C3H/HeJ mice were sensitized intraperitoneally (i.p.) once a week for three weeks with a mixture of 500µg of protein from peanut, cashew, walnut, shrimp, cod, and 2 mg Alum. The control group consisted of naïve mice. IgE levels against the sensitized allergens and their cross-reactive allergens were measured by ELISA at baseline and 3 weeks after sensitization. In weeks 4 and 5, the mice were given intragastric challenges with 200mg/mouse of each food: peanut, chickpea, lentil, cashew, almond, pistachio, hazelnut, brazil nut, walnut, pecan, shrimp, lobster, cod, salmon, and mackerel. After each challenge, anaphylactic symptoms, rectal temperatures, and plasma histamine were measured.

RESULTS

There was a significant elevation of IgE against sensitized antigens (peanut cashew, walnut, shrimp, and cod) as well as cross-reactive allergens used for oral food challenge from legumes including peanut, chickpea, and lentil, as well as tree nuts such as cashew, almond, pistachio, hazelnut, brazil nut, walnut, and pecan. Furthermore, there was a significant increase in crustaceans such as shrimp, lobster and fish like cod, salmon, and mackerel (<0.01). Consistently, significantly increased anaphylactic symptom scores (<0.05), decreased rectal temperature (<0.001), and increased plasma histamine (<0.05) compared to the naïve mice occurred following each challenge with sensitized foods and unsensitized, but cross-reactive foods.

CONCLUSION

We generated a comprehensive murine model of IgE-mediated multiple food groups of cross-reactive anaphylaxes. This will provide an essential tool for developing novel therapies for cross-reactivity multiple food allergies.

摘要

理论依据

美国约有3200万人患有食物过敏症。
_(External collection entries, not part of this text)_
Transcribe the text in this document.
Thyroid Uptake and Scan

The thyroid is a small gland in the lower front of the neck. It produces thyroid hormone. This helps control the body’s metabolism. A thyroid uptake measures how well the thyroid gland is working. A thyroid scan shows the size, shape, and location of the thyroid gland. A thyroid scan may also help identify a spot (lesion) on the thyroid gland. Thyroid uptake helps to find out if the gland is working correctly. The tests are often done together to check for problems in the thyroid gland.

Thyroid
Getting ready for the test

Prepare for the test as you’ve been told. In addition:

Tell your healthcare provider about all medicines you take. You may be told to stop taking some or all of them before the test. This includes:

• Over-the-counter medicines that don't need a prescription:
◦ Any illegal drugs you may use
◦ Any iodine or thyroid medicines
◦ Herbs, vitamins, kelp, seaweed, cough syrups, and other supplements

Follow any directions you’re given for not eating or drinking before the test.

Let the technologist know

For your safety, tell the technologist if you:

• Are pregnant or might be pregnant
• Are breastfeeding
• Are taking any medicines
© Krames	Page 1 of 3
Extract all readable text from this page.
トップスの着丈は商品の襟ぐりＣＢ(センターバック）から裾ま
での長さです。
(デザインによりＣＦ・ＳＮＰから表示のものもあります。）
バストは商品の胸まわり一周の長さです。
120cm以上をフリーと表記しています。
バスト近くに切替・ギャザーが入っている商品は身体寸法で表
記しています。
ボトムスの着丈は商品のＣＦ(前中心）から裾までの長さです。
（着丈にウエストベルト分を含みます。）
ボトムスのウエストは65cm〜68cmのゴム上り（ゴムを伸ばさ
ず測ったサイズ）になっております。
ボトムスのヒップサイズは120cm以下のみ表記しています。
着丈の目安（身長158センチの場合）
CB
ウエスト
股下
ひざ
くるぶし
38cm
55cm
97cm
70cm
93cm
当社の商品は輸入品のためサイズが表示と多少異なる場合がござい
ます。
一些食物类别,如豆类——花生、坚果、鱼类和贝类,具有较高的交叉反应风险。然而,多种食物类别交叉反应的小鼠模型有限。

目的

我们试图开发一种小鼠模型,可用于研究治疗多种食物过敏的新型疗法。

方法

用来自花生、腰果、核桃、虾、鳕鱼的500µg蛋白质与2mg明矾的混合物,每周一次对C3H/HeJ小鼠进行腹腔注射致敏,共持续三周。对照组由未致敏的小鼠组成。在基线和致敏后3周,通过酶联免疫吸附测定法(ELISA)测量针对致敏过敏原及其交叉反应性过敏原的IgE水平。在第4周和第5周,给小鼠灌胃每种食物200mg/只:花生、鹰嘴豆、小扁豆、腰果、杏仁、开心果、榛子、巴西坚果、核桃、山核桃、虾、龙虾、鳕鱼、鲑鱼和鲭鱼。每次激发后,测量过敏症状、直肠温度和血浆组胺。

结果

针对致敏抗原(花生、腰果、核桃、虾和鳕鱼)以及用于口服食物激发的交叉反应性过敏原(包括来自豆类的花生、鹰嘴豆和小扁豆,以及如腰果、杏仁、开心果、榛子、巴西坚果、核桃和山核桃等坚果)的IgE水平显著升高。此外,虾、龙虾等甲壳类动物以及鳕鱼、鲑鱼和鲭鱼等鱼类的IgE水平也显著升高(<0.01)。与未致敏小鼠相比,在用致敏食物和未致敏但具有交叉反应性的食物进行每次激发后,过敏症状评分显著增加(<0.05),直肠温度降低(<0.001),血浆组胺增加(<0.05)。

结论

我们建立了一个IgE介导的多种食物类别交叉反应性过敏反应的综合小鼠模型。这将为开发针对交叉反应性多种食物过敏的新型疗法提供一个重要工具。